Moorhead, who founded the gallery six years ago, has work in the permanent collections of the Memphis Brooks Museum of Art and Washington’s Corcoran Gallery and in 1996 received the Mississippi Institute of Arts and Letters’ award for photography on the strength of her body of work.

“I started seriously in the early ’80s,” Moorhead said of her introduction to viewing the world through a camera lens. “I got into photography through my studies in journalism at Ole Miss.”

Some of Moorhead’s work from the early-’80s is included in her latest show alongside color photos taken as recently as last fall.

“I have a few (photos) in this show that have been seen here before,” Moorhead said of her first featured show at the gallery in three years, “But most of it is new to the gallery.”

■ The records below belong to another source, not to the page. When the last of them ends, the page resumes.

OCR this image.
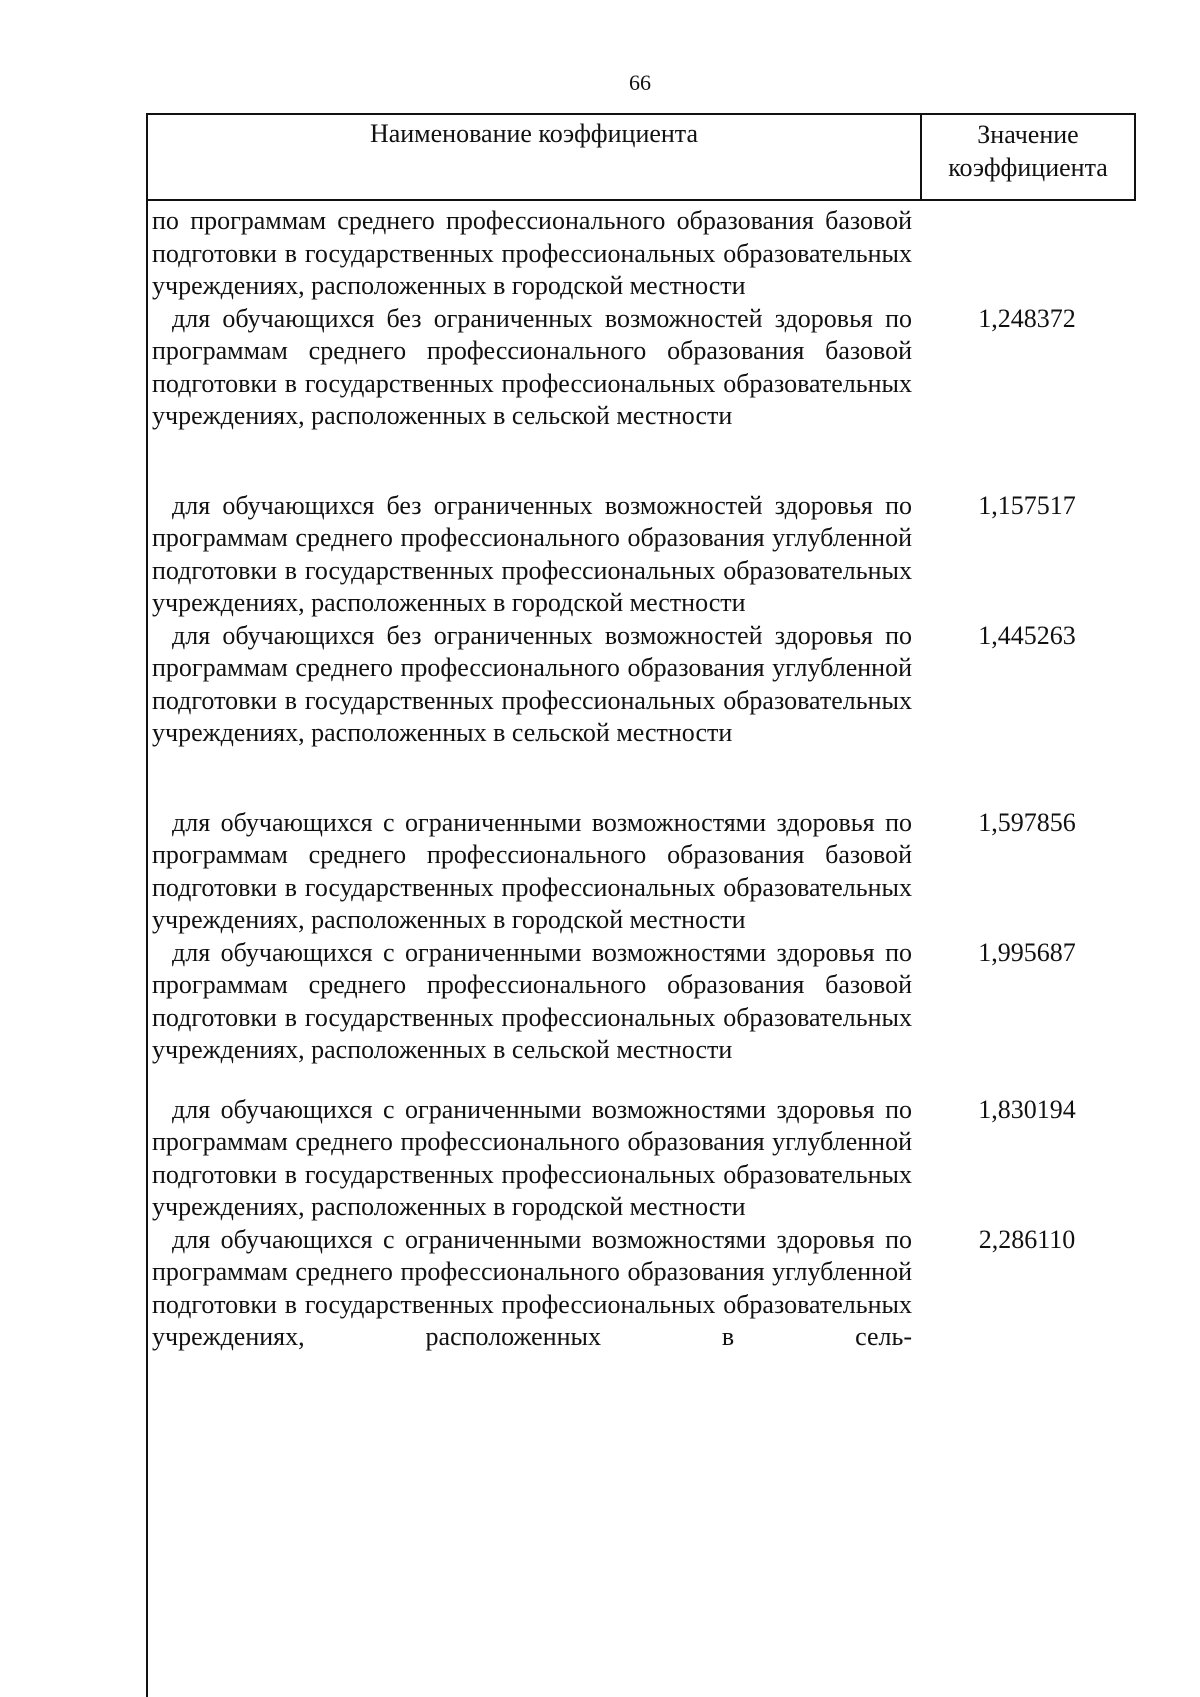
66
Наименование коэффициента	Значение
коэффициента
по программам среднего профессионального образования базовой подготовки в государственных профессиональных образовательных учреждениях, расположенных в городской местности
для обучающихся без ограниченных возможностей здоровья по программам среднего профессионального образования базовой подготовки в государственных профессиональных образовательных учреждениях, расположенных в сельской местности
1,248372
для обучающихся без ограниченных возможностей здоровья по программам среднего профессионального образования углубленной подготовки в государственных профессиональных образовательных учреждениях, расположенных в городской местности
1,157517
для обучающихся без ограниченных возможностей здоровья по программам среднего профессионального образования углубленной подготовки в государственных профессиональных образовательных учреждениях, расположенных в сельской местности
1,445263
для обучающихся с ограниченными возможностями здоровья по программам среднего профессионального образования базовой подготовки в государственных профессиональных образовательных учреждениях, расположенных в городской местности
1,597856
для обучающихся с ограниченными возможностями здоровья по программам среднего профессионального образования базовой подготовки в государственных профессиональных образовательных учреждениях, расположенных в сельской местности
1,995687
для обучающихся с ограниченными возможностями здоровья по программам среднего профессионального образования углубленной подготовки в государственных профессиональных образовательных учреждениях, расположенных в городской местности
1,830194
для обучающихся с ограниченными возможностями здоровья по программам среднего профессионального образования углубленной подготовки в государственных профессиональных образовательных учреждениях, расположенных в сель-
2,286110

Included in the exhibit are three self-portraits of the photographer and seven pieces which combine Moorhead’s vision with her own words.

“I don’t know where I got the idea,” Moorhead said of the seven photographs she covered with a sheet of clear acetate inscribed with her thoughts about the picture. “They are very personal photographs and this gives them sort of a diary effect.”

Another unique use of Moorhead’s images can be seen in the middle of the exhibit where a large antique door separates the photographer’s work from the blues-inspired work of Jay Kirgis, the other featured artist in the show.

“Stewart True and Gary Bridgman here at the gallery found an antique door and placed new glass panels in it,” Moorhead said. “Then they copied 12 of my photographs to transparencies and put them over the glass panels.”

Kirgis’ work, on the other side of Moorhead’s picture-laden door, celebrates not only the musicians who gave birth to the blues but also two of their instruments – the guitar and the diddly-bow.

“A diddly-bow is a one-stringed instrument that originated with the slaves,” Moorhead explained. “When they wanted to make music they would take the broken wire from the base of a worn-out broom, stretch it out and nail one end of it to the side of a building to create a rhythm instrument. Jay’s are made with pool cues for the handle and cigar boxes for the base.”

Kirgis, a California native, came to Oxford to pursue a master’s degree because of Ole Miss’ proximity to the Mississippi Delta and his beloved blues.

“It’s the home of the blues,” Kirgis said of the area. “While I’ve been here I’ve met and played with many of the area’s living and recently deceased bluesmen.”

The artist’s relationship with the aging blues masters inspired him to pay tribute to the men in a series of mixed-media creations.

“While still an undergraduate I began doing a series of monoprints of famous bluesmen,” Kirgis said. “Although they were finished pieces in themselves, they were cold portraits. Some of the qualities I wanted to express were dignity, strength, playfulness, underlying chaos, ambiguity, and sexual and racial tensions.”

Kirgis decided to surround the original prints of musicians such as R.L. Burnside, Junior Kimbrough, Othar Turner, Eugene Powell, Lonnie Pitchford, Son House, and Jack Owens with found objects to create individual collages intended to capture the feel and spirit of the blues.

“I had this idea in mind of torn advertising posters on old building walls,” Kirgis said, “I wanted that to be a beginning point.”

All but one of the more than one-dozen large-format collages pays tribute to a blues musician Kirgis actually met.

“The one exception,” Kirgis said, “Son Thomas, although already deceased, has always been an inspiration to me.”

Along with the collages and diddly-bows, Kirgis has four hand-made guitars in the new exhibit which will remain on display through March 11.

“Everyone really seems to be enjoying this show,” Moorhead said of early response to the exhibit which opened on Valentine’s Day. “We here at the gallery are so blessed with good artists. They just seem to come out of the woodwork.”


What: Late-Winter Show featuring Jay Kirgis and photographer Milly Moorhead

When: Now thru March 11

Where: Southside Gallery, Oxford

Admission: Free

Gallery Hours: 10 a.m.-5:30 p.m. Monday-Thursday and 10 a.m.-9:30 p.m. Friday-Saturday.